Confused by different Random Forest error estimates

Question

Hello,

This is my first post so please bear with me if I ask a strange / unclear question.

I'm a bit confused about the outcome from a random forest classification model output. I have a model which tries to predict 5 categories of customers.

The browse tool after the RF tool says the OOB estimate of error is 79.5 %. If I calculate the outcome from the confusion matrix just below (in the browse tool), there are 62% wrongly classified.

And if I use the score tool on the test set I get that 19% are wrongly classified. (training set has less than 1% wrongly classified using score)

In my world they should all be fairly close to each other (minus maybe the score from the training set).

Am I missing something?

The insanely good score from the training set makes me think my model is overfitted.
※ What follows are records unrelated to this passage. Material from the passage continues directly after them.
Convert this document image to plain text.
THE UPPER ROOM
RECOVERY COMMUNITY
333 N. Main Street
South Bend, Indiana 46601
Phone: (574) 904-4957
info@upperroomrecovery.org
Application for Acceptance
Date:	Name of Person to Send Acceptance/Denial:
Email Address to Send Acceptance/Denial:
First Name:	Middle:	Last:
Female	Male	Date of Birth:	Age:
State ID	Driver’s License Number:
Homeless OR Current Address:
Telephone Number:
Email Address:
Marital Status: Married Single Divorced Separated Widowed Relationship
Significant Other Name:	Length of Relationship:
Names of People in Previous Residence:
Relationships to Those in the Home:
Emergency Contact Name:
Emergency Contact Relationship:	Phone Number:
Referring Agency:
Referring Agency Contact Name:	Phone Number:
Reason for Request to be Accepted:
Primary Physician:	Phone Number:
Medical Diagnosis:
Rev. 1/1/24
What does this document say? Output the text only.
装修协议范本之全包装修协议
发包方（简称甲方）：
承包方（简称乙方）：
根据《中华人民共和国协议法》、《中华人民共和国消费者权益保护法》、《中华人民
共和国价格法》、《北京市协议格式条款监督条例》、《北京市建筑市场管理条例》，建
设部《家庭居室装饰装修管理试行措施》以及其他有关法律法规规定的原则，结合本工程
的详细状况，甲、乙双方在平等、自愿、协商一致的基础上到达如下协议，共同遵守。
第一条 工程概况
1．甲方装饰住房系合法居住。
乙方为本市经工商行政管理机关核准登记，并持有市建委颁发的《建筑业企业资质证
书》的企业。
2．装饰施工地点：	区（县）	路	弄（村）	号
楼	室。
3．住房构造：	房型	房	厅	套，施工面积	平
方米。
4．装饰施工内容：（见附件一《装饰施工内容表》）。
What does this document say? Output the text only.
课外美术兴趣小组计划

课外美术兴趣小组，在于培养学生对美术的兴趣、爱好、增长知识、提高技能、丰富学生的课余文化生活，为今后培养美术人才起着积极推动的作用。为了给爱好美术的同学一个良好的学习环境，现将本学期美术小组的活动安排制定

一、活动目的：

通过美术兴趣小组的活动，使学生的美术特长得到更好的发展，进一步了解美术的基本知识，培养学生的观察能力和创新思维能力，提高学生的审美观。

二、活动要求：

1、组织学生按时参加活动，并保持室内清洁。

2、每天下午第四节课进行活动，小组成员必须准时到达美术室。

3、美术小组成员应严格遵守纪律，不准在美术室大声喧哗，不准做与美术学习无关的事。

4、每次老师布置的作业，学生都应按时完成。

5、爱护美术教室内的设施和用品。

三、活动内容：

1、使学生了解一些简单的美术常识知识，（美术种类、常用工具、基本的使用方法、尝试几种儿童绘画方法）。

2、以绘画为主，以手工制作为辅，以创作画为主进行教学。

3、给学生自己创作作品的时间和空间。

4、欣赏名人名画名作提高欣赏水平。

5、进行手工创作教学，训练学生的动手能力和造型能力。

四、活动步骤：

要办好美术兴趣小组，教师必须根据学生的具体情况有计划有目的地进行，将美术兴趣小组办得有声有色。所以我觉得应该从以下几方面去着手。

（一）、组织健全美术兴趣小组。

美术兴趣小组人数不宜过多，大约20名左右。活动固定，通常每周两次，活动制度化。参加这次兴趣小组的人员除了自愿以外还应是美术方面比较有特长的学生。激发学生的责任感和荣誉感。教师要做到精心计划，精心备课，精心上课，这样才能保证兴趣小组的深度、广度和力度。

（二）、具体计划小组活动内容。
How do I adjust the RF model to reduce that (if that is the problem)?

Thanks

SydneyF · Accepted Answer

Hi @MrMagnus

OOB, or Out of Bag data is the data that is withheld from the construction of each tree. For each tree, a different training data set is created by randomly sampling the training data with replacement. About one third of training data records are excluded from constructing each tree. In total, each individual record in your training data participates in constructing about 64% of trees and are withheld from constructing the remaining 36%. The confusion matrix is how each of your training records are classified based on the trees where the records were withheld from construction. The confusion matrix in the Forest Model Report output is calculated as a specific point determined by the cutoff on the votes (e.g., >50% of trees (where the record was withheld from construction) voted this record is setosa, so it will be classified as setosa).

The output of the score tool is essentially the percentage of trees in the Random Forest that predicted the record belonged to a respective category. Assigning the class with the highest likelihood provided by the score tool makes sense. Another option would be to set thresholds for each category (if likelihood of x is > .60, than the record is x) and if a record does not meet any category threshold it is classified as uncertain. Likelihoods allow you to determine the level of confidence the model has in classifying a record.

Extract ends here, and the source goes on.